Cette activité s’inscrit dans le cadre de la deuxième campagne de sensibilisation et d’éducation sur la santé sexuelle et reproductive (SSR) à l’intention des jeunes en milieu scolaire. La campagne se déroule dans 14 établissements scolaires de la préfecture de Kloto.
L’activité est initiée par la Croix-Rouge togolaise-section locale de Kpalimé, en collaboration avec l’association Action Togo Lait, la direction préfectorale de la santé et la direction régionale de l’éducation. Elle vise à prévenir les grossesses précoces et non désirées en milieu scolaire, ainsi qu’à renforcer les connaissances des élèves sur leurs droits en matière de santé sexuelle et à les rendre responsables face aux défis des cas de grossesses en milieu scolaire.
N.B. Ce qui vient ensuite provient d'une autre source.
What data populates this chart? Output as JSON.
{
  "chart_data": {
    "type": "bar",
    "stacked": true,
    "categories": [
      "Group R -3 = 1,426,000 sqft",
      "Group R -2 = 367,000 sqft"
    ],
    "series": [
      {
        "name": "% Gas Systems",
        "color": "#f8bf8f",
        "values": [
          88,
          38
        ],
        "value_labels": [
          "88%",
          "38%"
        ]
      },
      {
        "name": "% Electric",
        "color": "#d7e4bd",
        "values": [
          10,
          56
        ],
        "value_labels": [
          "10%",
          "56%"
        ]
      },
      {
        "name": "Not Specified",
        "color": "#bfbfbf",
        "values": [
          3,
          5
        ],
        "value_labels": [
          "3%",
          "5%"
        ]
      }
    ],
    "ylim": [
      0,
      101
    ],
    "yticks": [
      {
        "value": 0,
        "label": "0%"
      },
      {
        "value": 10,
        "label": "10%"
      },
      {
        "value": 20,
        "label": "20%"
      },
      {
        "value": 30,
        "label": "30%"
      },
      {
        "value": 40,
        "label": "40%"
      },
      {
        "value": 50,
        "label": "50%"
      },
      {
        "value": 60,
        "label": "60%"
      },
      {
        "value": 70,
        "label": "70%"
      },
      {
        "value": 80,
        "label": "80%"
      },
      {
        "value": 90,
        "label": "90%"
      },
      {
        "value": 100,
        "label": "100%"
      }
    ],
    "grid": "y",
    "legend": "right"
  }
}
Les séances ont été animées par Kassime Bintou épse Nayao, sage-femme d’Etat, Lawani Nazife, assistant médical à la direction préfectorale de la santé ainsi qu’une équipe de personnes ressources de la Croix-Rouge togolaise – section de Kpalimé.
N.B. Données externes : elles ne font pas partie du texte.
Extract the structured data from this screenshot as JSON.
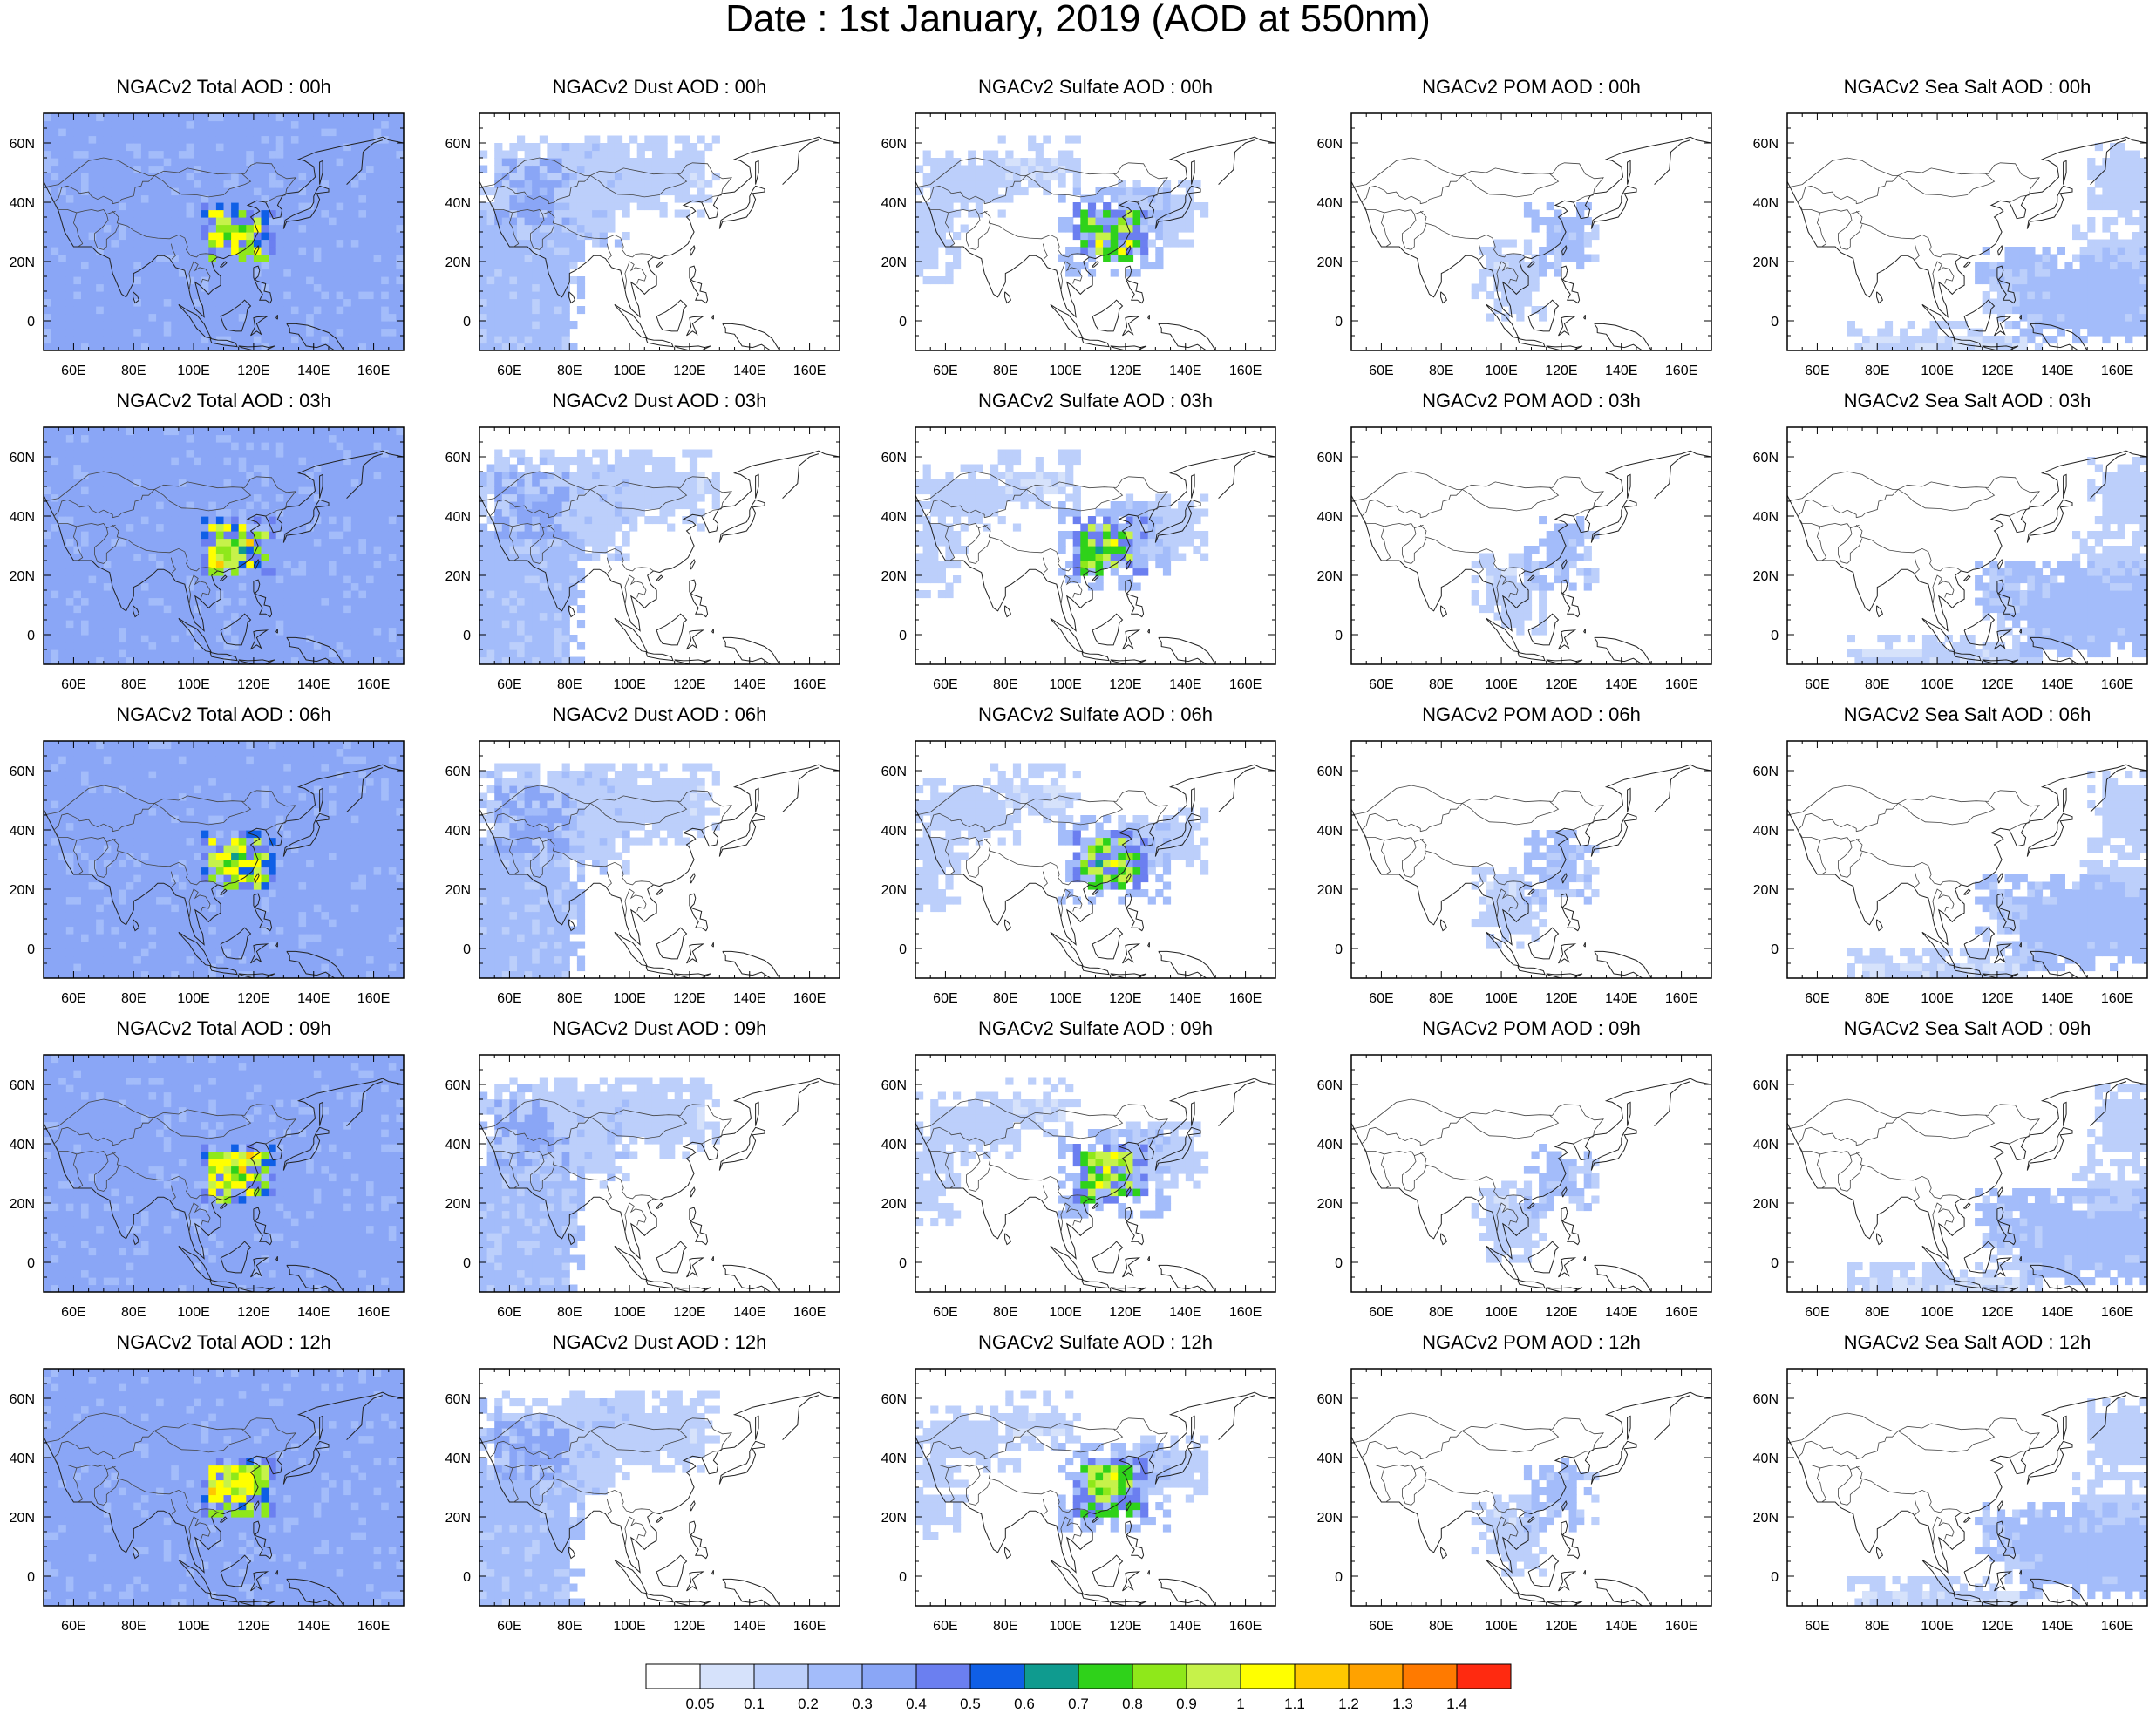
{
  "title": "Date : 1st January, 2019 (AOD at 550nm)",
  "panels": [
    {
      "title": "NGACv2 Total AOD : 00h",
      "type": "total"
    },
    {
      "title": "NGACv2 Dust AOD : 00h",
      "type": "dust"
    },
    {
      "title": "NGACv2 Sulfate AOD : 00h",
      "type": "sulfate"
    },
    {
      "title": "NGACv2 POM AOD : 00h",
      "type": "pom"
    },
    {
      "title": "NGACv2 Sea Salt AOD : 00h",
      "type": "seasalt"
    },
    {
      "title": "NGACv2 Total AOD : 03h",
      "type": "total"
    },
    {
      "title": "NGACv2 Dust AOD : 03h",
      "type": "dust"
    },
    {
      "title": "NGACv2 Sulfate AOD : 03h",
      "type": "sulfate"
    },
    {
      "title": "NGACv2 POM AOD : 03h",
      "type": "pom"
    },
    {
      "title": "NGACv2 Sea Salt AOD : 03h",
      "type": "seasalt"
    },
    {
      "title": "NGACv2 Total AOD : 06h",
      "type": "total"
    },
    {
      "title": "NGACv2 Dust AOD : 06h",
      "type": "dust"
    },
    {
      "title": "NGACv2 Sulfate AOD : 06h",
      "type": "sulfate"
    },
    {
      "title": "NGACv2 POM AOD : 06h",
      "type": "pom"
    },
    {
      "title": "NGACv2 Sea Salt AOD : 06h",
      "type": "seasalt"
    },
    {
      "title": "NGACv2 Total AOD : 09h",
      "type": "total"
    },
    {
      "title": "NGACv2 Dust AOD : 09h",
      "type": "dust"
    },
    {
      "title": "NGACv2 Sulfate AOD : 09h",
      "type": "sulfate"
    },
    {
      "title": "NGACv2 POM AOD : 09h",
      "type": "pom"
    },
    {
      "title": "NGACv2 Sea Salt  AOD : 09h",
      "type": "seasalt"
    },
    {
      "title": "NGACv2 Total AOD  : 12h",
      "type": "total"
    },
    {
      "title": "NGACv2 Dust AOD : 12h",
      "type": "dust"
    },
    {
      "title": "NGACv2 Sulfate AOD : 12h",
      "type": "sulfate"
    },
    {
      "title": "NGACv2 POM  AOD : 12h",
      "type": "pom"
    },
    {
      "title": "NGACv2 Sea Salt  AOD : 12h",
      "type": "seasalt"
    }
  ],
  "map_extent": {
    "lon": [
      50,
      170
    ],
    "lat": [
      -10,
      70
    ]
  },
  "x_ticks": [
    "60E",
    "80E",
    "100E",
    "120E",
    "140E",
    "160E"
  ],
  "x_tick_values": [
    60,
    80,
    100,
    120,
    140,
    160
  ],
  "y_ticks": [
    "60N",
    "40N",
    "20N",
    "0"
  ],
  "y_tick_values": [
    60,
    40,
    20,
    0
  ],
  "colorbar": {
    "labels": [
      "0.05",
      "0.1",
      "0.2",
      "0.3",
      "0.4",
      "0.5",
      "0.6",
      "0.7",
      "0.8",
      "0.9",
      "1",
      "1.1",
      "1.2",
      "1.3",
      "1.4"
    ],
    "colors": [
      "#ffffff",
      "#d6e2fb",
      "#bccffb",
      "#a3bcfa",
      "#8aa6f6",
      "#6b7ff0",
      "#0f5fe6",
      "#0f9b8f",
      "#2fd21a",
      "#8fe81a",
      "#c6f24a",
      "#ffff00",
      "#ffc800",
      "#ffa200",
      "#ff7a00",
      "#ff2a10"
    ]
  }
}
Dans les établissements scolaires, les prestataires ont animé des causeries éducatives, sensibilisé les jeunes sur les problématiques des grossesses précoces et non désirées, et les moyens de prévention. Ils leur ont prodigué des conseils et fourni des assistances en SSR/PF au sein de ces établissements ciblés pour une sexualité responsable.
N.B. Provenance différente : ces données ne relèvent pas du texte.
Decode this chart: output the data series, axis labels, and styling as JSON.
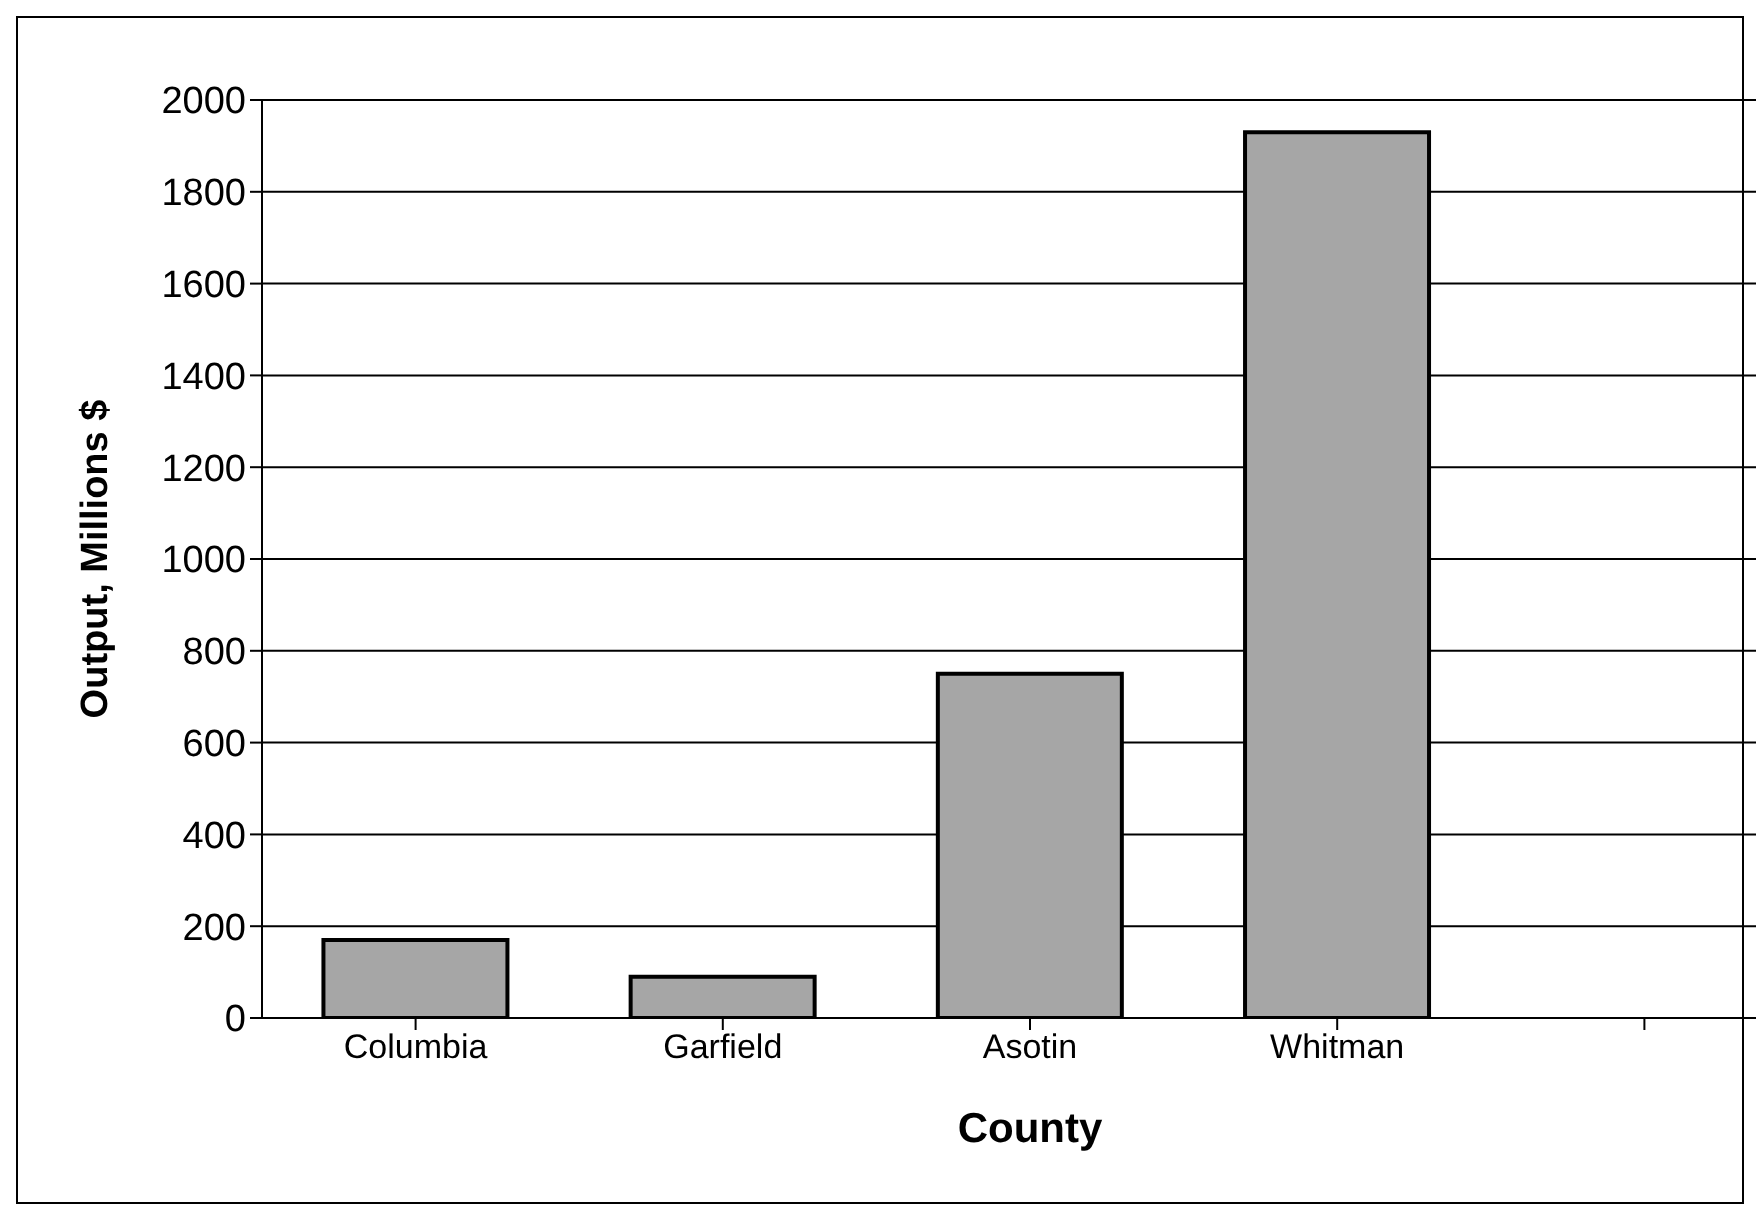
{
  "chart_data": {
    "type": "bar",
    "xlabel": "County",
    "ylabel": "Output, Millions $",
    "categories": [
      "Columbia",
      "Garfield",
      "Asotin",
      "Whitman",
      null
    ],
    "values": [
      170,
      90,
      750,
      1930,
      null
    ],
    "color": "#a6a6a6",
    "ylim": [
      0,
      2000
    ],
    "yticks": [
      0,
      200,
      400,
      600,
      800,
      1000,
      1200,
      1400,
      1600,
      1800,
      2000
    ],
    "grid": "y",
    "legend": false
  }
}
Des séances interactives ont permi aux animateurs d’aborder des thématiques longtemps restées tabous : les changements liés à la puberté, les méthodes de contraception, les infections sexuellement transmissibles (IST). D’autres thèmes comme les violences basées sur le genre, les causes et les conséquences et les moyens de prévention des grossesses précoces et non désirées, la gestion des cycles menstruelles et l’utilisation des méthodes modernes de contraception ont été aussi discutés.
Le proviseur du Lycée de Kpodzi, Kpatiko Simiti Yawo, a indiqué qu’il est essentiel que les élèves aient accès à une information fiable sur la santé sexuelle et de reproduction adaptée à leur âge et à leur réalité. Il a attiré leur attention sur la prévention, qui est un moyen, susceptible de les guider dans leur vie.
Le président de la Croix rouge togolaise, section locale de Kpalimé, Ahoanou Kokou a déploré le nombre de cas de grossesses précoces dans les milieux scolaires. « Aujourd’hui, avec l’émergence des moyens de communication dans l’audiovisuel et des médias sociaux, les jeunes et adolescents, s’adonnent à des pratiques indécentes. Les conséquences en termes de grossesse non désirées sont multiples : « des avortements clandestins, des décès et une incidence sur la scolarité des jeunes filles », a-t-il précisé. Le président a souligné que son vœu est de voir les filles poursuivre leur étude pour s’assurer un meilleur avenir.
1 222 cas de grossesses précoces ont été enregistrés entre septembre 2020 et mars 2021 en milieu scolaire.